I'm sure what I'm going through is depression. I've been dx with it before and its back again. But I'm wondering if it's truly depression, or just a bad set of circumstances, because when things are going well, I don't seem depressed at all. Getting good news can make my mood do a total 360. So I guess I'm wondering if it's clinical or just circumstantial.
Basically, these are my circumstances:
1) I'm out of work and have been for about a year. I went back to school for medical billing/coding but I just found out I failed my certification exam. I can take it again but what a letdown. It's hard for me to get a job because I have a mark on my background from 7 years ago. I just got denied a wonderful job in the medical industry because of this after being so close to getting it. I am, however, getting my record expunged, but that won't be for a few months. That is, IF I can get it expunged. If it turns out I can't, well, I don't really see any reason for going on.

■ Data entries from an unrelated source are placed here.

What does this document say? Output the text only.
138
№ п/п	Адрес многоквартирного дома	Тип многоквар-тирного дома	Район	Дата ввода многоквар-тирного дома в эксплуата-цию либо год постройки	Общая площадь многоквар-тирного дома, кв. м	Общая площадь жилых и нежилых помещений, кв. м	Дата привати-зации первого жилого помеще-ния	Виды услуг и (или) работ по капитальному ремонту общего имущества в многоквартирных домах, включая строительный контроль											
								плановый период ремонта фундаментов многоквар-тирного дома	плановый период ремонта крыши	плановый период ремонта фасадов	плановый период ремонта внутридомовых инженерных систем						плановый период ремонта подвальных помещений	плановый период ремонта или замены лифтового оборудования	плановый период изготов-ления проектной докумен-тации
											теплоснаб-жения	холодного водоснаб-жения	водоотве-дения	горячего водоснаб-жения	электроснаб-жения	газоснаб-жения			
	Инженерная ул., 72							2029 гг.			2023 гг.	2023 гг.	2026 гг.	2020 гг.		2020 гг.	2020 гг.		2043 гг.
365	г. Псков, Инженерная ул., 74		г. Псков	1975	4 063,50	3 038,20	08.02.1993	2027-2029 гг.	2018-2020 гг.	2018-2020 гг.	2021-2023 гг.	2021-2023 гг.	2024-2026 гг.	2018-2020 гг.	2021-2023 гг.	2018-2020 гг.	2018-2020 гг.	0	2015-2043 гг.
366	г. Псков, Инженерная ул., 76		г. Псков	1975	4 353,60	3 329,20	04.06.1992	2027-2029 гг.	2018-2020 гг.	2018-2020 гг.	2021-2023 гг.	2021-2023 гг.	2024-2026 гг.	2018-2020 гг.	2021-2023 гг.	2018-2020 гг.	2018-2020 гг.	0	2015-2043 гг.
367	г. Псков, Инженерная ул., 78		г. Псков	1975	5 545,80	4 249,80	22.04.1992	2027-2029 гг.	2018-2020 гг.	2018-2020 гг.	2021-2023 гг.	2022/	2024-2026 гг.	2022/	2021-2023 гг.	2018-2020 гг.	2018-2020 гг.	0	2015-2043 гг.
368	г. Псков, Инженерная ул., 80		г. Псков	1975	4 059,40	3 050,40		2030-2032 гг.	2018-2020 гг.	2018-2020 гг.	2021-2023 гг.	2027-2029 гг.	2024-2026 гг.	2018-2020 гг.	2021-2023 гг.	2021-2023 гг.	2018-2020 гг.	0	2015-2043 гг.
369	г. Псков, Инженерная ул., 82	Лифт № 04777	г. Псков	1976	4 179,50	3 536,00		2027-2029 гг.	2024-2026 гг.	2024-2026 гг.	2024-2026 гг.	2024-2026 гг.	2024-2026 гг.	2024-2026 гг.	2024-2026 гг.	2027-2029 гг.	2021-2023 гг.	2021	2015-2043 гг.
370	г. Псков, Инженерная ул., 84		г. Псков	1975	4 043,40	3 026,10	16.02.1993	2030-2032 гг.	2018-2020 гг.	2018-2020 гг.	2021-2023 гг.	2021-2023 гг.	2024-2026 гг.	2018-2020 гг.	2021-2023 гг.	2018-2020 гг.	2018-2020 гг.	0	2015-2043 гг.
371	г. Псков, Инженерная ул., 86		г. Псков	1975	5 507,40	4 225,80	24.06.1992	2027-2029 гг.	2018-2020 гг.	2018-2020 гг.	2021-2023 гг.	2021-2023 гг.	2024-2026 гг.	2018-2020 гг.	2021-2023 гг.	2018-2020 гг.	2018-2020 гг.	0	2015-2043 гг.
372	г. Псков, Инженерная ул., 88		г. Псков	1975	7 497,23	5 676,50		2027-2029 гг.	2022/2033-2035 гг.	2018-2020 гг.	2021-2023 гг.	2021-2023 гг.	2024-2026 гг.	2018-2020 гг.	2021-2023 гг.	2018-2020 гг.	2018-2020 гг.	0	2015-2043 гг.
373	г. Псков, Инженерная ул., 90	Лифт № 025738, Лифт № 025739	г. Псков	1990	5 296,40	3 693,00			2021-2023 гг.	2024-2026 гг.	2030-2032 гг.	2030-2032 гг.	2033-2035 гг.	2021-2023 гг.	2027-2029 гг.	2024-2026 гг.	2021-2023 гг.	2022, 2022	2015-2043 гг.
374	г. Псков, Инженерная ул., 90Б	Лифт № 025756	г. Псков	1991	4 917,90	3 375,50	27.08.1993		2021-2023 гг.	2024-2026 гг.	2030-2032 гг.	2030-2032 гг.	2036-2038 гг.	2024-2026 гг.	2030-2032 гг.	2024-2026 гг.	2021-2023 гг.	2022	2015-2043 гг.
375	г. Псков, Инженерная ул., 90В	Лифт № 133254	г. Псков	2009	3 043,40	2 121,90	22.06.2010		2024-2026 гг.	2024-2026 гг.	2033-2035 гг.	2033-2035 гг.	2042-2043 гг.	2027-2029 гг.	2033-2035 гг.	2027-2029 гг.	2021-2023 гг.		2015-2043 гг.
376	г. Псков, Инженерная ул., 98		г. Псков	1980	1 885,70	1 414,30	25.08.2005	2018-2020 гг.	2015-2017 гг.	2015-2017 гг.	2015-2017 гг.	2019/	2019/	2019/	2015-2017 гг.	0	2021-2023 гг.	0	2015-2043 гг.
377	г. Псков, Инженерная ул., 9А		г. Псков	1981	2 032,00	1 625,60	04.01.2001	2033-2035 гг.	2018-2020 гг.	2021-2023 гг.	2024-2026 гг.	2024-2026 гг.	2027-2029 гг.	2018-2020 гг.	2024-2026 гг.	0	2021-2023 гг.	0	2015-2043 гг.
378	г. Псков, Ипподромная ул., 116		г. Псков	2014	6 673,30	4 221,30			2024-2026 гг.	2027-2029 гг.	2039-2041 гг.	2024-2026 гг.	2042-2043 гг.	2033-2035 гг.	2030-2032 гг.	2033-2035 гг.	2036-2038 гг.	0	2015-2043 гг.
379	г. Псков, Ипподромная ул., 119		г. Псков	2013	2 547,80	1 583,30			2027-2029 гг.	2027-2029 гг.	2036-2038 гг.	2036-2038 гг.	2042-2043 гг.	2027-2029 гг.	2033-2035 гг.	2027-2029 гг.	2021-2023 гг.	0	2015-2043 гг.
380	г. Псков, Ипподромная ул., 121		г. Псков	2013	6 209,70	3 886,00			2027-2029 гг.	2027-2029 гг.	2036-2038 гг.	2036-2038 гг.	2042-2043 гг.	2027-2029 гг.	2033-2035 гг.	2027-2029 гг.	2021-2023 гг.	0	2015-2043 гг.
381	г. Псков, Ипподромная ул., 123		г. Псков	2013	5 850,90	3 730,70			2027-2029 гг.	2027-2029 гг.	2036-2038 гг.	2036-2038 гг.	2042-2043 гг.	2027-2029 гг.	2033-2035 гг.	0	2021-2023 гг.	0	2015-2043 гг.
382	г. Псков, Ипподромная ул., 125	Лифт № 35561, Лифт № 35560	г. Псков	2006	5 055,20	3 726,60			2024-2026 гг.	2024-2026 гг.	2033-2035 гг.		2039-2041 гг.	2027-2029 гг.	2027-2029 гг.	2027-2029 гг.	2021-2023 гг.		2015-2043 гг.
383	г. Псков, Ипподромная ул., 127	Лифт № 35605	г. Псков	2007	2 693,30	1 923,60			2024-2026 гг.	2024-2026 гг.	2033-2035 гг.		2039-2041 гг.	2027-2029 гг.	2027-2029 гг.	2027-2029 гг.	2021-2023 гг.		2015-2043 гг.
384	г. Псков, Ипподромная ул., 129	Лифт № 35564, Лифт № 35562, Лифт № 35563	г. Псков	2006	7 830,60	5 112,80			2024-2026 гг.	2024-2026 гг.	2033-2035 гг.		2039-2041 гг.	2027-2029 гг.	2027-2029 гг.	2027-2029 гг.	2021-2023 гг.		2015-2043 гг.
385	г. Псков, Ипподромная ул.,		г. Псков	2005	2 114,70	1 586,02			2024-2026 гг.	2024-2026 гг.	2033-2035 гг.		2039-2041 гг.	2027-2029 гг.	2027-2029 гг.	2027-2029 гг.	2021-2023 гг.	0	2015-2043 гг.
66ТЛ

2) I'm overweight. The only self-esteem I have is negative self-esteem. Most my self-worth is tied into either having a man and having a job.
3) I am married but my marriage isn't the best. It's been abusive in the past, has gotten better, but still at times continues to be a negative.
I would never commit suicide because of 2 reasons: 1) it would kill my mother to whom I'm very close, and 2) my religious beliefs are that one will go to hell if one commits suicide. So I go on, but not because I want to.
Honestly, I feel my life is truly ruined. No, I'm not just feeling sorry for myself. I literally feel the choices I have made in life have made it truly impossible to turn things around. I will be 40 this year and should be so much farther in life than I am. My health has made it impossible to have children, so that is something I don't have. My past has made it nearly impossible to work, and I don't see literally anything positive to go forward with.
I just don't know where to turn to make things better. Any suggestions?